Think of it as a warning flag to potential lenders. The default assumption in society is that limited liability corporations have enough assets that it’s safe to sell them something on credit, i.e. invoicing rather than cash. Forcing companies to register the fact that their equity is negative provides an easy way for vendors to look up this warning flag.

I’m not directly familiar with Estonian law, but I’ve run a couple of Finnish companies. If the law is similar, it’s not that the government registry would be actively filing for bankruptcy if you have negative equity, but it does create potential liability for board members if the company goes bankrupt and the board failed to register negative equity when the information was available to them.

This is a good point. However for me the annoyance is not about reporting the decrease, it's the fact that if capital drops below 50%, government is now in control whether they exercise that control or not.
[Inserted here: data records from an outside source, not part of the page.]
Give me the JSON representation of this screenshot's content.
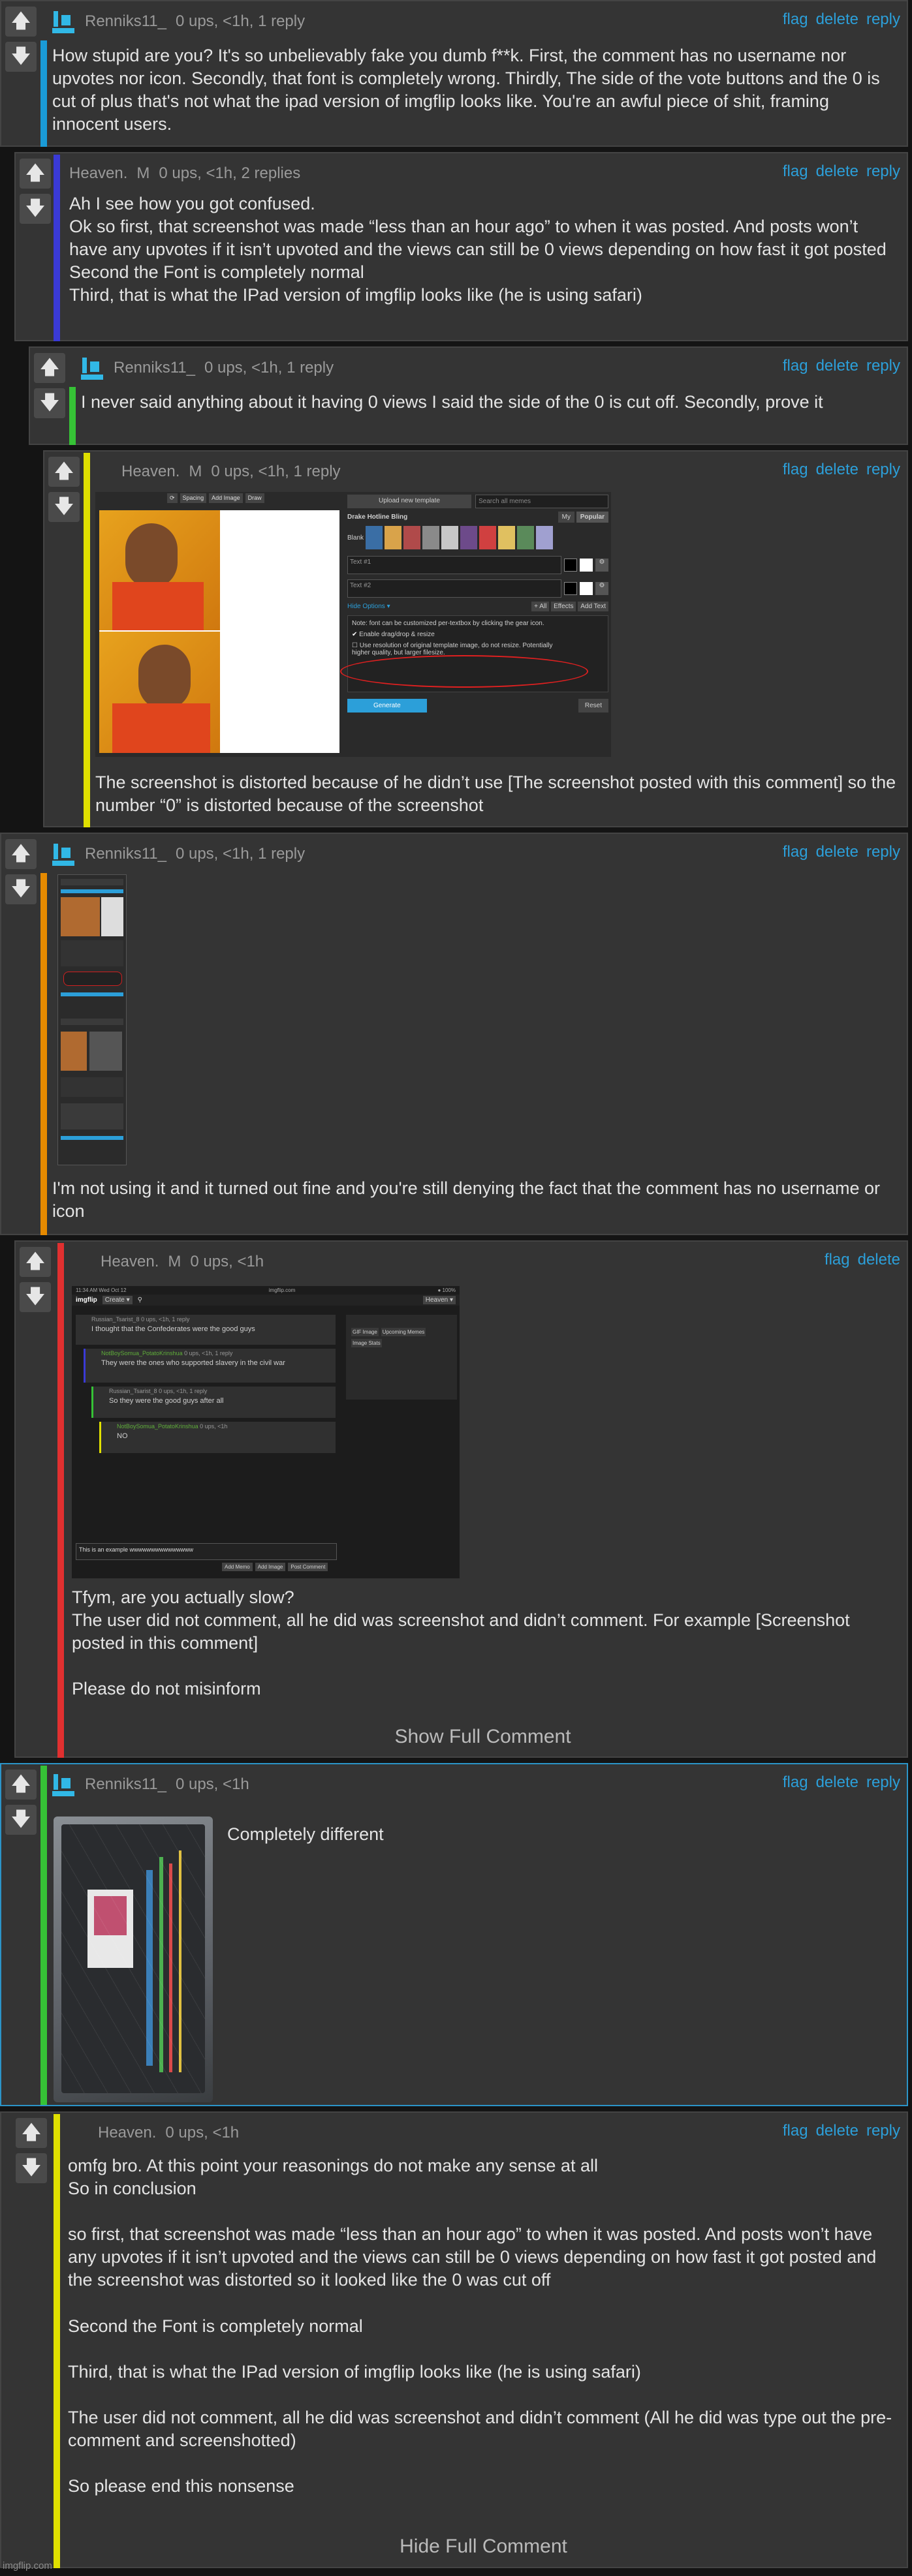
{
  "comments": [
    {
      "user": "Renniks11_",
      "meta": "0 ups, <1h, 1 reply",
      "actions": [
        "flag",
        "delete",
        "reply"
      ],
      "bar_color": "#1a9ad6",
      "text": "How stupid are you? It's so unbelievably fake you dumb f**k. First, the comment has no username nor upvotes nor icon. Secondly, that font is completely wrong. Thirdly, The side of the vote buttons and the 0 is cut of plus that's not what the ipad version of imgflip looks like. You're an awful piece of shit, framing innocent users."
    },
    {
      "user": "Heaven.",
      "user_tag": "M",
      "meta": "0 ups, <1h, 2 replies",
      "actions": [
        "flag",
        "delete",
        "reply"
      ],
      "bar_color": "#3a3ad6",
      "text": "Ah I see how you got confused.\nOk so first, that screenshot was made “less than an hour ago” to when it was posted. And posts won’t have any upvotes if it isn’t upvoted and the views can still be 0 views depending on how fast it got posted\nSecond the Font is completely normal\nThird, that is what the IPad version of imgflip looks like (he is using safari)"
    },
    {
      "user": "Renniks11_",
      "meta": "0 ups, <1h, 1 reply",
      "actions": [
        "flag",
        "delete",
        "reply"
      ],
      "bar_color": "#36c236",
      "text": "I never said anything about it having 0 views I said the side of the 0 is cut off. Secondly, prove it"
    },
    {
      "user": "Heaven.",
      "user_tag": "M",
      "meta": "0 ups, <1h, 1 reply",
      "actions": [
        "flag",
        "delete",
        "reply"
      ],
      "bar_color": "#e0e000",
      "text": "The screenshot is distorted because of he didn’t use [The screenshot posted with this comment] so the number “0” is distorted because of the screenshot",
      "screenshot": {
        "buttons": [
          "Spacing",
          "Add Image",
          "Draw"
        ],
        "upload_label": "Upload new template",
        "search_placeholder": "Search all memes",
        "template_name": "Drake Hotline Bling",
        "tabs": [
          "My",
          "Popular"
        ],
        "blank_label": "Blank",
        "text_fields": [
          "Text #1",
          "Text #2"
        ],
        "hide_options": "Hide Options ▾",
        "option_buttons": [
          "+ All",
          "Effects",
          "Add Text"
        ],
        "note": "Note: font can be customized per-textbox by clicking the gear icon.",
        "checkbox1": "Enable drag/drop & resize",
        "checkbox2": "Use resolution of original template image, do not resize. Potentially higher quality, but larger filesize.",
        "generate": "Generate",
        "reset": "Reset"
      }
    },
    {
      "user": "Renniks11_",
      "meta": "0 ups, <1h, 1 reply",
      "actions": [
        "flag",
        "delete",
        "reply"
      ],
      "bar_color": "#e68a00",
      "text": "I'm not using it and it turned out fine and you're still denying the fact that the comment has no username or icon"
    },
    {
      "user": "Heaven.",
      "user_tag": "M",
      "meta": "0 ups, <1h",
      "actions": [
        "flag",
        "delete"
      ],
      "bar_color": "#e03030",
      "text": "Tfym, are you actually slow?\nThe user did not comment, all he did was screenshot and didn’t comment. For example [Screenshot posted in this comment]\n\nPlease do not misinform",
      "toggle": "Show Full Comment",
      "screenshot": {
        "status_time": "11:34 AM   Wed Oct 12",
        "status_url": "imgflip.com",
        "logo": "imgflip",
        "create": "Create ▾",
        "nav_right": "Heaven ▾",
        "rows": [
          {
            "user": "Russian_Tsarist_8",
            "meta": "0 ups, <1h, 1 reply",
            "text": "I thought that the Confederates were the good guys"
          },
          {
            "user": "NotBoySomua_PotatoKrinshua",
            "meta": "0 ups, <1h, 1 reply",
            "text": "They were the ones who supported slavery in the civil war"
          },
          {
            "user": "Russian_Tsarist_8",
            "meta": "0 ups, <1h, 1 reply",
            "text": "So they were the good guys after all"
          },
          {
            "user": "NotBoySomua_PotatoKrinshua",
            "meta": "0 ups, <1h",
            "text": "NO"
          }
        ],
        "side_items": [
          "GIF Image",
          "Upcoming Memes",
          "Image Stats"
        ],
        "input_text": "This is an example wwwwwwwwwwwwwww",
        "bottom_buttons": [
          "Add Memo",
          "Add Image",
          "Post Comment"
        ]
      }
    },
    {
      "user": "Renniks11_",
      "meta": "0 ups, <1h",
      "actions": [
        "flag",
        "delete",
        "reply"
      ],
      "bar_color": "#36c236",
      "text": "Completely different"
    },
    {
      "user": "Heaven.",
      "meta": "0 ups, <1h",
      "actions": [
        "flag",
        "delete",
        "reply"
      ],
      "bar_color": "#e0e000",
      "text": "omfg bro. At this point your reasonings do not make any sense at all\nSo in conclusion\n\nso first, that screenshot was made “less than an hour ago” to when it was posted. And posts won’t have any upvotes if it isn’t upvoted and the views can still be 0 views depending on how fast it got posted and the screenshot was distorted so it looked like the 0 was cut off\n\nSecond the Font is completely normal\n\nThird, that is what the IPad version of imgflip looks like (he is using safari)\n\nThe user did not comment, all he did was screenshot and didn’t comment (All he did was type out the pre-comment and screenshotted)\n\nSo please end this nonsense",
      "toggle": "Hide Full Comment"
    }
  ],
  "watermark": "imgflip.com"
}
I would understand something like 10% but 50% is just ridiculous to me.
I think the confusion here might be "starting capital" vs "registered share capital". You should set the registered share capital to the minimum allowed 2500 eur. Even companies making hundreds of millions of euros in revenue set usually set it to 25000 eur. You can then invest any amount over that as your actual starting funds without increasing the registered share value.

That way the company is only required to own at least 2500 eur in assets, which should not be a problem for any serious business.
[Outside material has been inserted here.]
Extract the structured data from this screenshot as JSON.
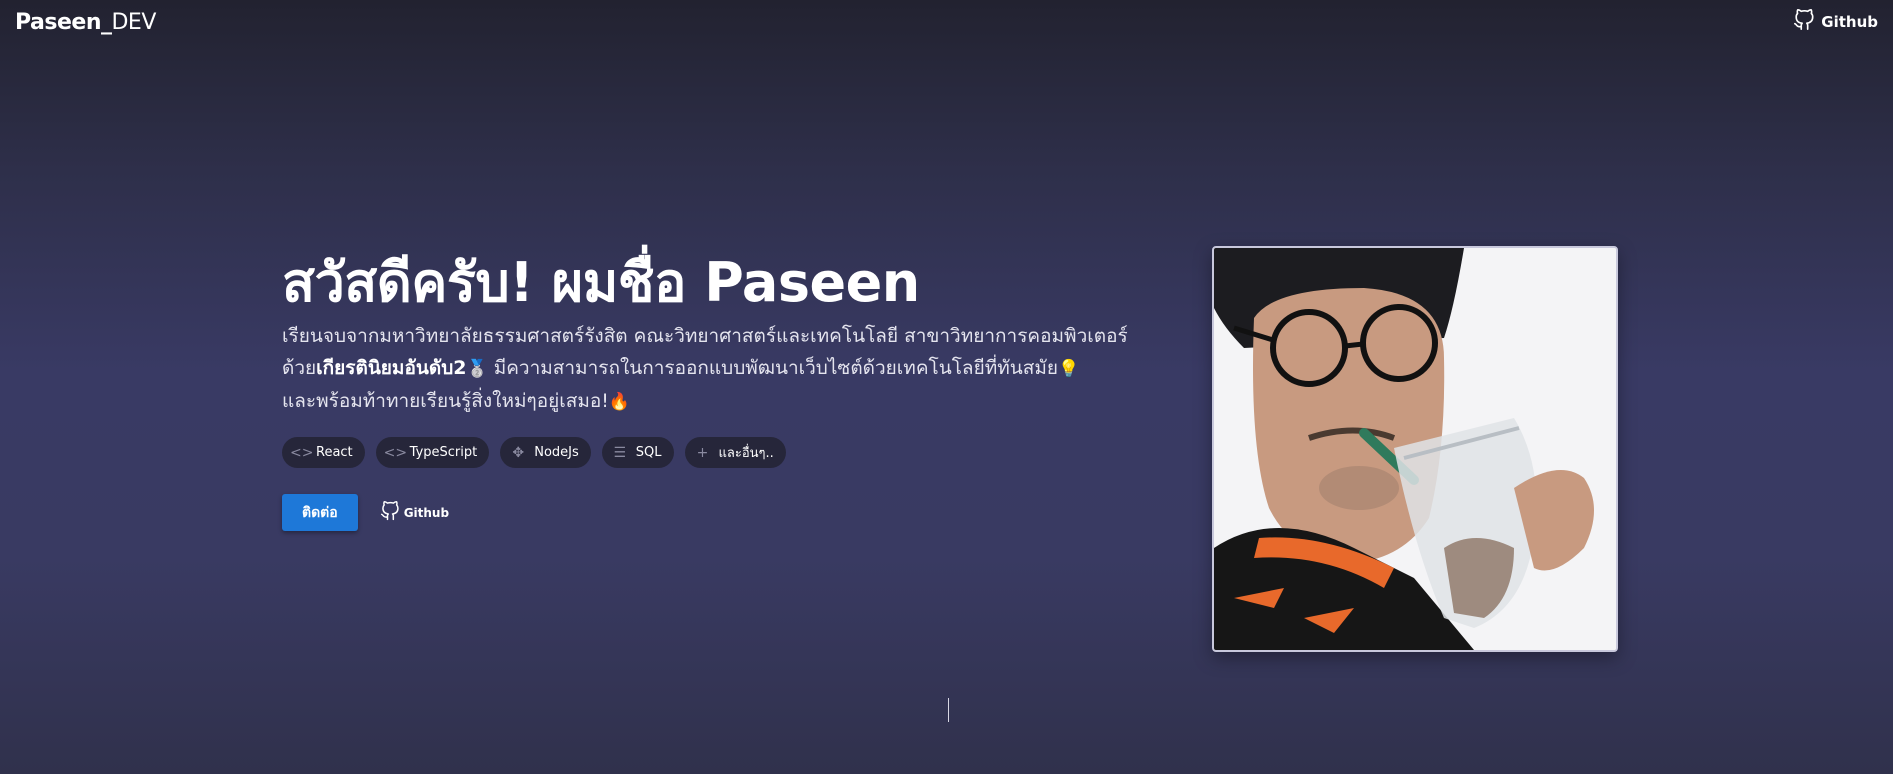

Solid advice. I was stupid enough to follow the process estonian gov had laid out and it really didn't make this distinction at any point so I registered our full capital as share capital.
If one didn't have this background knowledge, one might hesitate to enter a totally fictitious number on this form.
I agree, 50% seems arbitrary. Finnish law only requires registration of negative equity.

In practice the difference between 10% and 50% is only 1000 euros though, assuming your company is registered with the minimum required share capital of 2500 €.

No, it doesn't have to be cash in your bank account, as martkaru explained in the other comment.

I can start a company and declare a really expensive couch as it's assets in the balance and it would be ok.

This is not necessarily the case everywhere and for all legal forms. In Germany there's a "Unternehmergesellschaft" which only requires assets of 1 Euro. It is supposed to turn into a GmbH eventually by accumulating 25k in assets. However it is illegal to simply add an expensive couch as this would be a "verdeckte Sacheinlage" which I believe also exists elsewhere as "concealed/hidden contribution in kind" (IANAL)
I just got an email from the embassy that the eResidency documents are ready to pick up. I wanted to set up a company right after, but this sounds like a really bad news.

But I'm wondering, do you use any of the government certificated services who should help you to do all of this? Like LeapIn and similar? Or do you manage everything by yourself?

Also, anyone else has a similar experience?

Use LeapIn, so much easier. Or maybe you could start just by yourself and as you grow introduce LeapIn, they do help a lot setting you up though.
Citizenship or residency? The two are drastically different.
Sorry, E-residency documents. Edited the comment.
2500€ doesn't seem like a huge amount of capital for a businesses. Probably less than a months wage for most developers.
Can I ask what you saw as the benefits of incorporating in Estonia?
I had a similar experience. The ID card in particular was the biggest hurdle. I gave up on it.